Step 5. Produce a refactor plan

• P0 must fix
• P1 should improve
• P2 long-term enhancements

Default output format

1. Overall verdict

State whether the CLI is agent-native, partially agent-native, or not yet agent-native.

2. Three-audience contract review

Assess support for human, agent, system.

3. Interaction loop coverage

Assess each phase: auth bootstrap → env setup → skill/help discovery → schema introspection → dry-run → execution → parsing and recovery.

4. Rubric score + seven-principle review

Report the 14-criterion rubric score first, then summarize the seven principles as: status · evidence · issue · recommendation.

5. Key risks

Summarize design failures: human-only output, unstable JSON, no schema introspection, destructive commands overexposed, auth coupled to agent, ambiguous exit codes.

6. Refactor plan

Prioritized recommendations with examples drawn from references/examples.md.

Things this skill should avoid recommending

• Human-readable prose as the only output contract
• README required for basic command discovery
• Schema and validation that drift apart
• Auth supplied primarily via agent-generated arguments
• Destructive actions exposed by default
• CLI behavior that depends on undocumented conventions
• Errors that are only textual and not machine-routable
• Mutating commands that are not idempotent under retry
• Confirmation prompts with no --yes escape and no TTY-aware fallback
• Eager schema dumps in top-level --help — agents that call the CLI in loops pay this cost on every invocation; use progressive disclosure instead.
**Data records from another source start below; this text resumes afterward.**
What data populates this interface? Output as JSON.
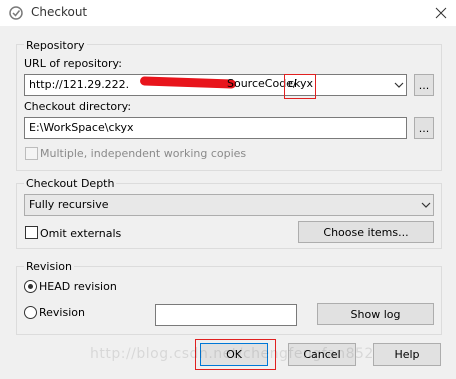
{
  "window": {
    "title": "Checkout",
    "icon": "svn-checkout-icon"
  },
  "repository": {
    "group_label": "Repository",
    "url_label": "URL of repository:",
    "url_prefix": "http://121.29.222.",
    "url_suffix": "SourceCode/",
    "url_highlight": "ckyx",
    "browse_label": "...",
    "checkout_dir_label": "Checkout directory:",
    "checkout_dir_value": "E:\\WorkSpace\\ckyx",
    "dir_browse_label": "...",
    "multiple_wc_label": "Multiple, independent working copies",
    "multiple_wc_checked": false
  },
  "depth": {
    "group_label": "Checkout Depth",
    "selected": "Fully recursive",
    "omit_externals_label": "Omit externals",
    "omit_externals_checked": false,
    "choose_items_label": "Choose items..."
  },
  "revision": {
    "group_label": "Revision",
    "head_label": "HEAD revision",
    "revision_label": "Revision",
    "revision_value": "",
    "selected": "HEAD revision",
    "show_log_label": "Show log"
  },
  "buttons": {
    "ok": "OK",
    "cancel": "Cancel",
    "help": "Help"
  },
  "watermark": "http://blog.csdn.net/chengfengfan852",
  "colors": {
    "highlight_box": "#e02020",
    "redaction": "#e8141b",
    "ok_border": "#0078d7"
  }
}
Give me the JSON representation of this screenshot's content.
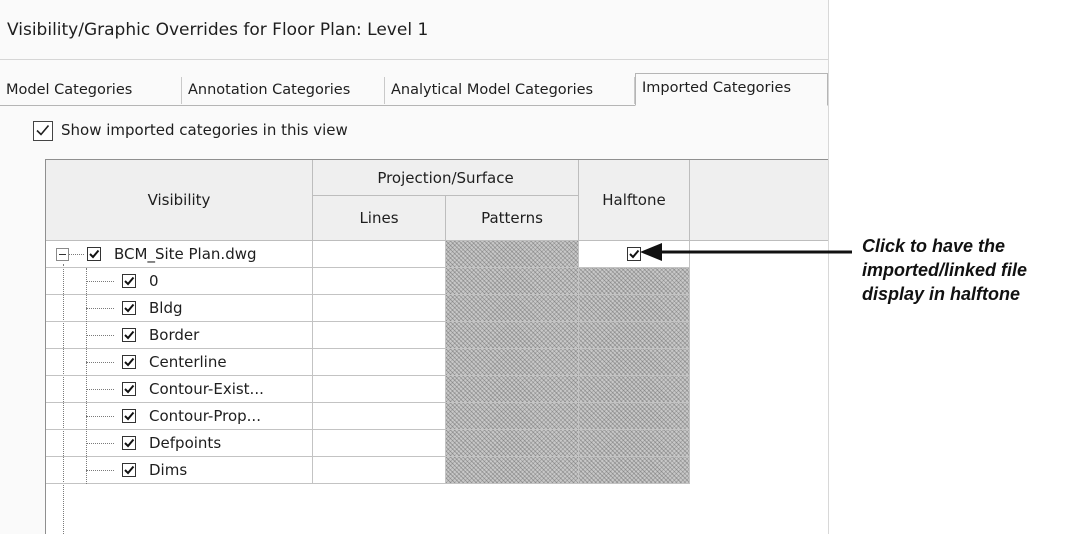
{
  "window": {
    "title": "Visibility/Graphic Overrides for Floor Plan: Level 1"
  },
  "tabs": [
    {
      "label": "Model Categories",
      "active": false
    },
    {
      "label": "Annotation Categories",
      "active": false
    },
    {
      "label": "Analytical Model Categories",
      "active": false
    },
    {
      "label": "Imported Categories",
      "active": true
    }
  ],
  "show_imported": {
    "label": "Show imported categories in this view",
    "checked": true
  },
  "table": {
    "headers": {
      "visibility": "Visibility",
      "projection_surface": "Projection/Surface",
      "lines": "Lines",
      "patterns": "Patterns",
      "halftone": "Halftone"
    },
    "parent": {
      "label": "BCM_Site Plan.dwg",
      "checked": true,
      "halftone": true,
      "expanded": true
    },
    "layers": [
      {
        "label": "0",
        "checked": true
      },
      {
        "label": "Bldg",
        "checked": true
      },
      {
        "label": "Border",
        "checked": true
      },
      {
        "label": "Centerline",
        "checked": true
      },
      {
        "label": "Contour-Exist...",
        "checked": true
      },
      {
        "label": "Contour-Prop...",
        "checked": true
      },
      {
        "label": "Defpoints",
        "checked": true
      },
      {
        "label": "Dims",
        "checked": true
      }
    ]
  },
  "annotation": {
    "lines": [
      "Click to have the",
      "imported/linked file",
      "display in halftone"
    ]
  }
}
The token-cost rationale lives in references/hybrid-mcp-cli.md.

Reference files

Load on demand — these are not in the agent's context until needed:

One-sentence summary

This skill helps turn a CLI into a trustworthy execution interface for humans, AI agents, and systems through structured output, self-description, delegated authentication, safety boundaries, and a complete interaction loop.